How many contacts do you have in your Gmail account? Probably quite a few. After a while, juggling all your emails becomes a hassle, and being able to find who sent what becomes more than just searching in a search bar. Etacts is an online extension to Gmail that treats your contacts as relationships, and helps to sort all the information in your inbox. I have only recently begun to experiment with the service, but it seems they just might be on to something here, and there are a number of features that I know would be invaluable for my and your everyday emails.
Installing Etacts is easy from the start. All you do is enter your Gmail (or Google Apps) email address, and it uses OAuth to automatically add the service to your Google Account. And browser extensions come in both Firefox and Chrome-flavored. I'd say putting everything together took less than forty seconds, literally. Once installed, the Gmail interface is not changed completely, but there are certain discrepancies you will notice, primarily when reading or composing emails, that come into play.

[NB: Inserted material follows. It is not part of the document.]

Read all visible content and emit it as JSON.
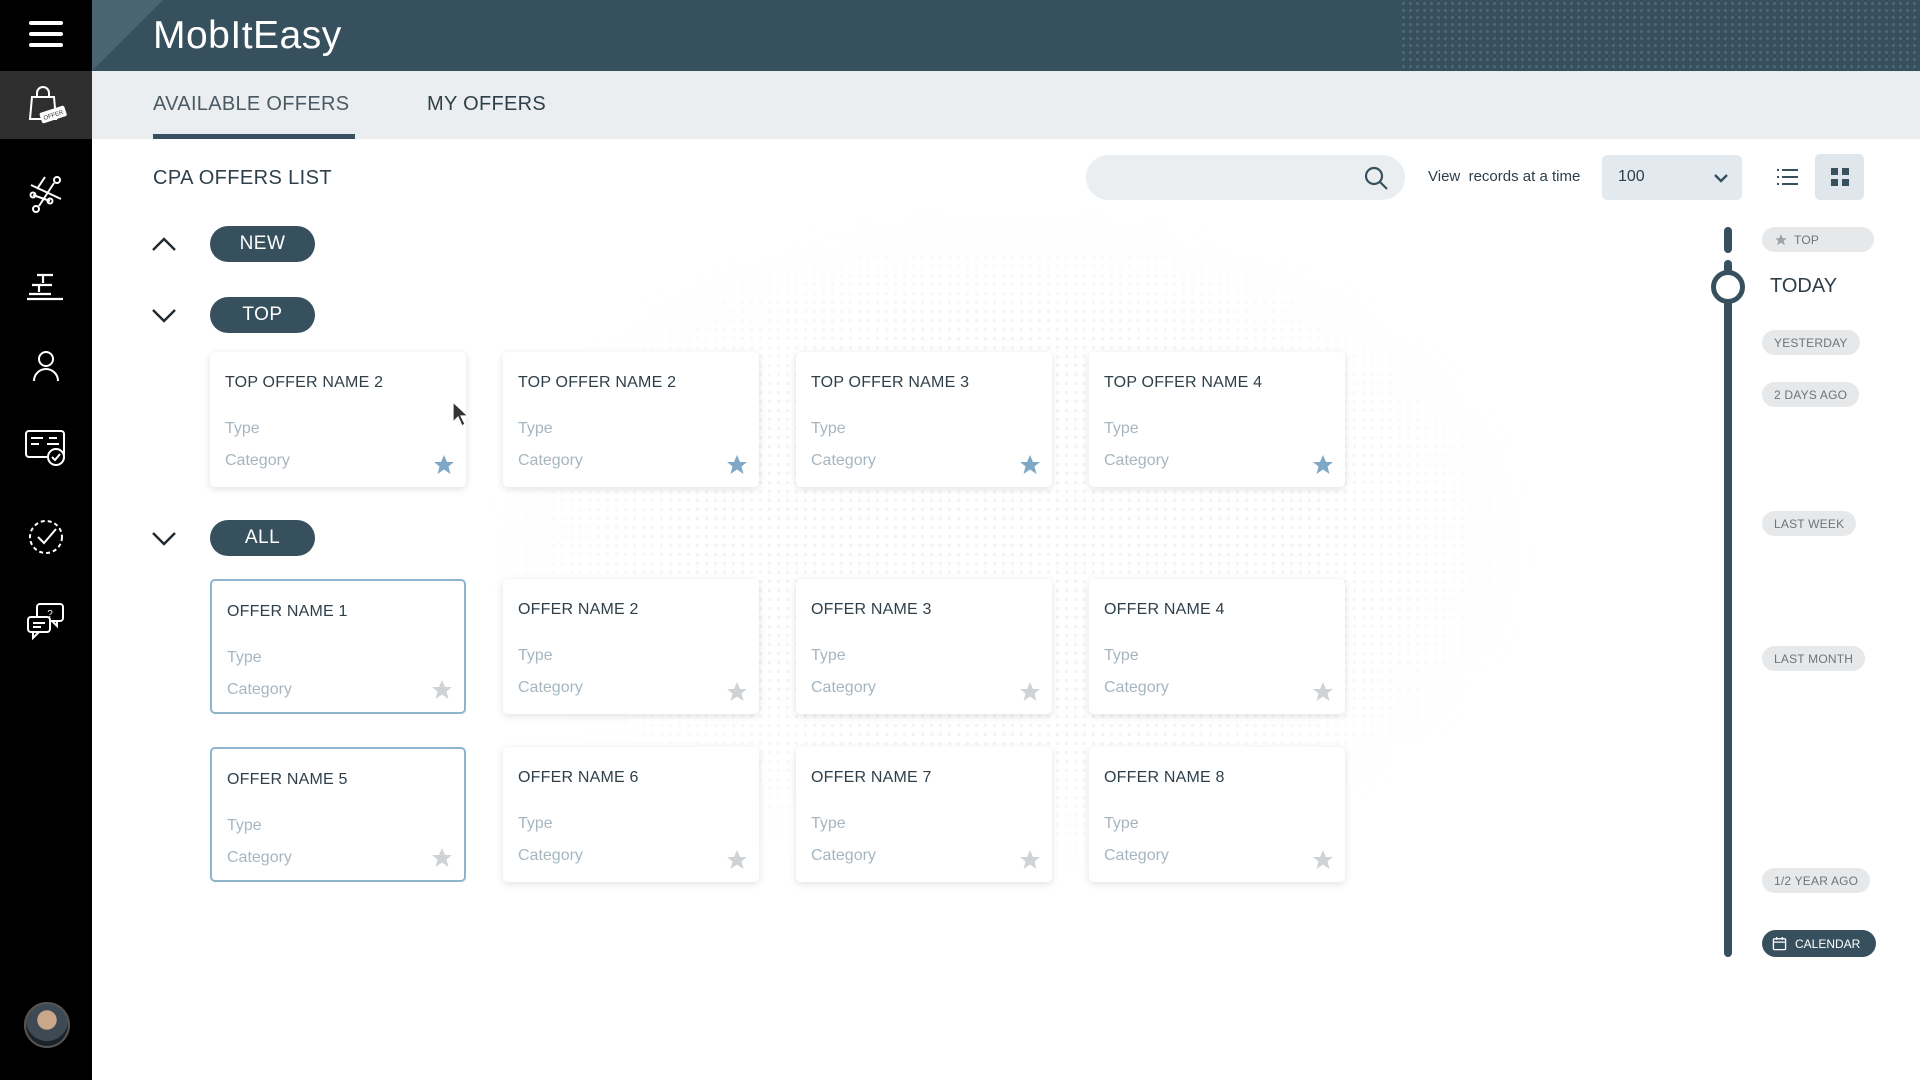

The first, and probably most useful, feature, is the "Send and remind me" button. Below the subject bar is a checkbox that allows you to tell Etacts to notify you if the person you are sending this email to does not reply in a certain amount of time. Not too long ago, a post asking for this feature appeared on my feed, and it is almost magical how Etacts appears with the service a week or two later. Being able to have an automated service remind you about unreplied emails means you do not have to manage that task while the person is replying. Rather than keep something on your to-do list, and have to constantly check if you got a reply yet, you can click Send and forget about it for a week or so, when Etacts will tell you they have not gotten back to you yet.

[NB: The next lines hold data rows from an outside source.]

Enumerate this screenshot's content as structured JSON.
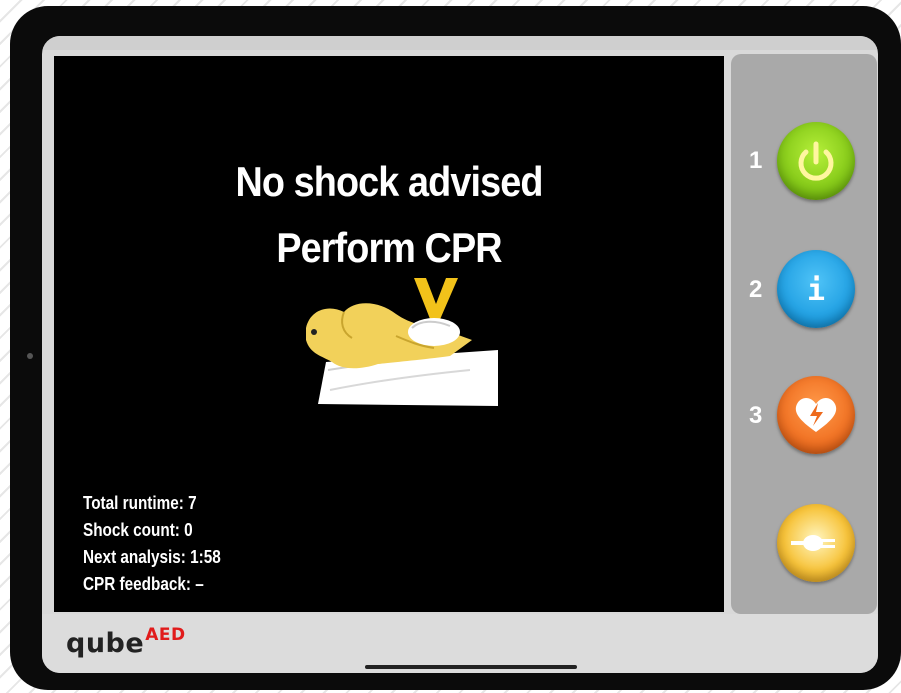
{
  "display": {
    "line1": "No shock advised",
    "line2": "Perform CPR"
  },
  "stats": [
    {
      "label": "Total runtime:",
      "value": "7"
    },
    {
      "label": "Shock count:",
      "value": "0"
    },
    {
      "label": "Next analysis:",
      "value": "1:58"
    },
    {
      "label": "CPR feedback:",
      "value": "–"
    }
  ],
  "panel": {
    "buttons": [
      {
        "number": "1",
        "icon": "power-icon",
        "color": "#8fd61a"
      },
      {
        "number": "2",
        "icon": "info-icon",
        "glyph": "i",
        "color": "#1aa3e8"
      },
      {
        "number": "3",
        "icon": "heart-shock-icon",
        "color": "#ef6c1d"
      },
      {
        "number": "",
        "icon": "electrode-plug-icon",
        "color": "#f5b21a"
      }
    ]
  },
  "brand": {
    "name": "qube",
    "suffix": "AED",
    "suffix_color": "#e11b1b"
  }
}
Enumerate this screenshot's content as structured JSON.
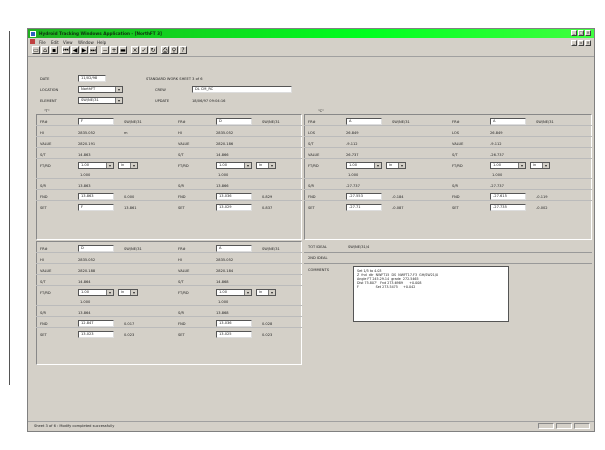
{
  "app": {
    "title": "Hydroid Tracking Windows Application - [NorthFT 3]",
    "menu": [
      "File",
      "Edit",
      "View",
      "Window",
      "Help"
    ]
  },
  "toolbar": {
    "buttons": [
      "new-icon",
      "open-icon",
      "save-icon",
      "first-icon",
      "prev-icon",
      "next-icon",
      "last-icon",
      "minus-icon",
      "plus-icon",
      "delete-icon",
      "cancel-icon",
      "check-icon",
      "refresh-icon",
      "print-icon",
      "find-icon",
      "help-icon"
    ]
  },
  "header": {
    "date_label": "DATE",
    "date_value": "11/02/98",
    "title": "STANDARD WORK SHEET 3 of 6",
    "location_label": "LOCATION",
    "location_value": "NorthFT",
    "crew_label": "CREW",
    "crew_value": "DL CM_RC",
    "element_label": "ELEMENT",
    "element_value": "SW/NE/31",
    "update_label": "UPDATE",
    "update_value": "18/06/97 09:04:16"
  },
  "sections": {
    "left": "\"T\"",
    "right": "\"C\""
  },
  "blocks": [
    {
      "id": "a",
      "fr_label": "FR#",
      "fr_value": "F",
      "fr_tag": "SW/NE/31",
      "hi_label": "HI",
      "hi_value": "2835.052",
      "hi_unit": "m",
      "value_label": "VALUE",
      "value_value": "2820.191",
      "st_label": "S/T",
      "st_value": "14.863",
      "ftrd_label": "FT/RD",
      "ftrd_value": "1.00",
      "ftrd_unit": "in",
      "ftrd_sub": "1.000",
      "sr_label": "S/R",
      "sr_value": "13.863",
      "fnd_label": "FND",
      "fnd_value": "13.863",
      "fnd_diff": "0.000",
      "set_label": "SET",
      "set_value": "F",
      "set_diff": "13.861"
    },
    {
      "id": "b",
      "fr_label": "FR#",
      "fr_value": "D",
      "fr_tag": "SW/NE/31",
      "hi_label": "HI",
      "hi_value": "2835.052",
      "value_label": "VALUE",
      "value_value": "2820.186",
      "st_label": "S/T",
      "st_value": "14.866",
      "ftrd_label": "FT/RD",
      "ftrd_value": "1.00",
      "ftrd_unit": "in",
      "ftrd_sub": "1.000",
      "sr_label": "S/R",
      "sr_value": "13.866",
      "fnd_label": "FND",
      "fnd_value": "13.036",
      "fnd_diff": "0.829",
      "set_label": "SET",
      "set_value": "13.029",
      "set_diff": "0.837"
    },
    {
      "id": "c",
      "fr_label": "FR#",
      "fr_value": "A",
      "fr_tag": "SW/NE/31",
      "los_label": "LOS",
      "los_value": "26.849",
      "st_label": "S/T",
      "st_value": "-9.112",
      "value_label": "VALUE",
      "value_value": "26.737",
      "ftrd_label": "FT/RD",
      "ftrd_value": "1.00",
      "ftrd_unit": "in",
      "ftrd_sub": "1.000",
      "sr_label": "S/R",
      "sr_value": "-27.737",
      "fnd_label": "FND",
      "fnd_value": "-27.553",
      "fnd_diff": "-0.184",
      "set_label": "SET",
      "set_value": "-27.71",
      "set_diff": "-0.087"
    },
    {
      "id": "d",
      "fr_label": "FR#",
      "fr_value": "A",
      "fr_tag": "SW/NE/31",
      "los_label": "LOS",
      "los_value": "26.849",
      "st_label": "VALUE",
      "st_value": "-9.112",
      "value_label": "S/T",
      "value_value": "-26.737",
      "ftrd_label": "FT/RD",
      "ftrd_value": "1.00",
      "ftrd_unit": "in",
      "ftrd_sub": "1.000",
      "sr_label": "S/R",
      "sr_value": "-27.737",
      "fnd_label": "FND",
      "fnd_value": "-27.615",
      "fnd_diff": "-0.119",
      "set_label": "SET",
      "set_value": "-27.735",
      "set_diff": "-0.002"
    },
    {
      "id": "e",
      "fr_label": "FR#",
      "fr_value": "D",
      "fr_tag": "SW/NE/31",
      "hi_label": "HI",
      "hi_value": "2835.052",
      "value_label": "VALUE",
      "value_value": "2820.188",
      "st_label": "S/T",
      "st_value": "14.864",
      "ftrd_label": "FT/RD",
      "ftrd_value": "1.00",
      "ftrd_unit": "in",
      "ftrd_sub": "1.000",
      "sr_label": "S/R",
      "sr_value": "13.864",
      "fnd_label": "FND",
      "fnd_value": "12.847",
      "fnd_diff": "0.017",
      "set_label": "SET",
      "set_value": "13.023",
      "set_diff": "0.023"
    },
    {
      "id": "f",
      "fr_label": "FR#",
      "fr_value": "A",
      "fr_tag": "SW/NE/31",
      "hi_label": "HI",
      "hi_value": "2835.052",
      "value_label": "VALUE",
      "value_value": "2820.184",
      "st_label": "S/T",
      "st_value": "14.868",
      "ftrd_label": "FT/RD",
      "ftrd_value": "1.00",
      "ftrd_unit": "in",
      "ftrd_sub": "1.000",
      "sr_label": "S/R",
      "sr_value": "13.868",
      "fnd_label": "FND",
      "fnd_value": "13.036",
      "fnd_diff": "0.028",
      "set_label": "SET",
      "set_value": "13.025",
      "set_diff": "0.023"
    }
  ],
  "tot": {
    "tot_ideal_label": "TOT IDEAL",
    "tot_ideal_value": "SW/NE/31/4",
    "ideal2_label": "2ND IDEAL"
  },
  "comments": {
    "label": "COMMENTS",
    "lines": [
      "Set 1/5 to 4.03",
      "Z  fnd  dtr  NWFT15  DS  NWFT17.F3  GH/SW21/0",
      "Angle FT 245.29.14  grade  272.5465",
      "Dist 75.807'   Fnd 273.6989      +0.008",
      "F                Set 273.5475     +0.042"
    ]
  },
  "status": {
    "text": "Sheet 3 of 6 : Modify completed successfully"
  }
}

But the "Send and remind me" feature is only part of the service's added interface. When composing an email, double clicking on an email address in the To: field brings up an informational box showing all recent conversations, and even tweets pertaining to that user. The information grows when you go into a email that has already been sent. A sidebar gives graphs of emails sent or received to that person over time, as well as notes you may have written about that person. All of these features allow you to treat your contacts as interactive people, and to make Gmail, as Etacts puts it, a "relationship-centered communications portal".
However, what would a new startup be without its shortcomings. The main issue I have with Etacts is lack of integration. (Wow, not only has this problem occurred with Google internally, but now their third-party add-ons are not integrating.) Checking what emails are awaiting a reply requires opening up a new window with a different website, rather than take advantage of Gmail's AJAX framework, and load the list up on screen. So while it is simply amazing how much the service is tied in with Gmail, it could go a little deeper.
Other than that, this service has a lot of potential, and I highly recommend taking it for a spin, and see if it helps with managing your contacts. Hopefully we will begin to see more features in the future, such as integration with other services.